Vallerie contended that the poor condition of the courts might well be keeping some tennis players away, and one reason why Beach is the least utilized of Piedmont’s tennis courts.
A few speakers also said they found the methodology for carrying out this trial inequitable, and that the detailed data laid out in Putzer’s report should have been discussed publicly at least a month or two ago.
In voting to approve the five-month trial, commissioners including Dick Carter said issues that come up, problems that arise, and changes that should be made can all be discussed, and possibly implemented, during the trial.
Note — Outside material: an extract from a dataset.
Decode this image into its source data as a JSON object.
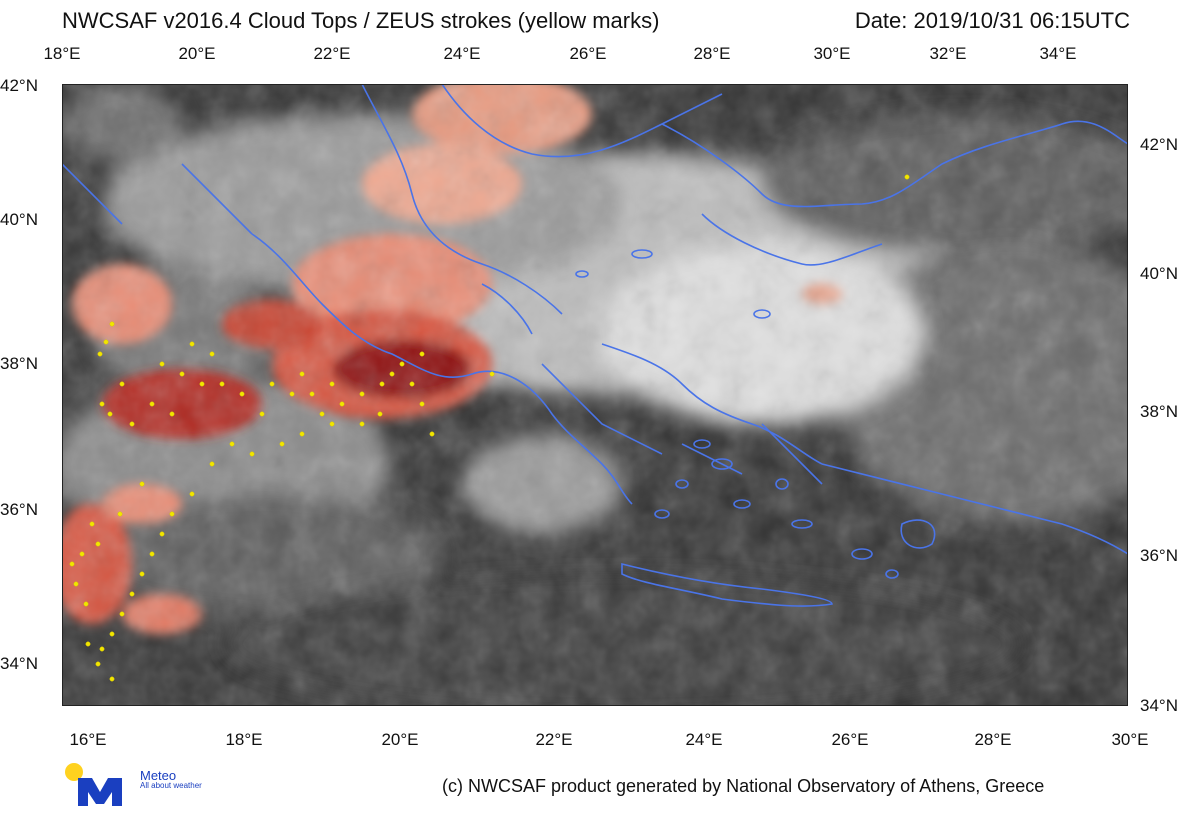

Commissioner Amir Verani, the lone “no” vote on the pickleball trial, praised Putzer’s report and its data, but suggested the trial should either be delayed a month to get more information out about it, or be lengthened to also include the Hampton courts as part of the trial. Neither of those concepts received broader commission support. However, pickleball hours at the Hampton courts will be suspended during the trial period, making eight of the city’s 10 tennis courts available full-time for tennis play.
The Rec Commission plans to accept more public comments on the Beach pickleball trial at commission meetings on April 19 and on June 21. The city also plans to conduct a community survey about the trial this spring, while the trial is in progress.
At that same time, the Rec Commission will consider all the feedback received, examine court use patterns and demand for pickleball court time and related pickleball activities. Based on those findings, the commission will then draft a formal recommendation to the City Council as to whether the Beach courts should ultimately be striped for both tennis and pickleball, or for pickleball only.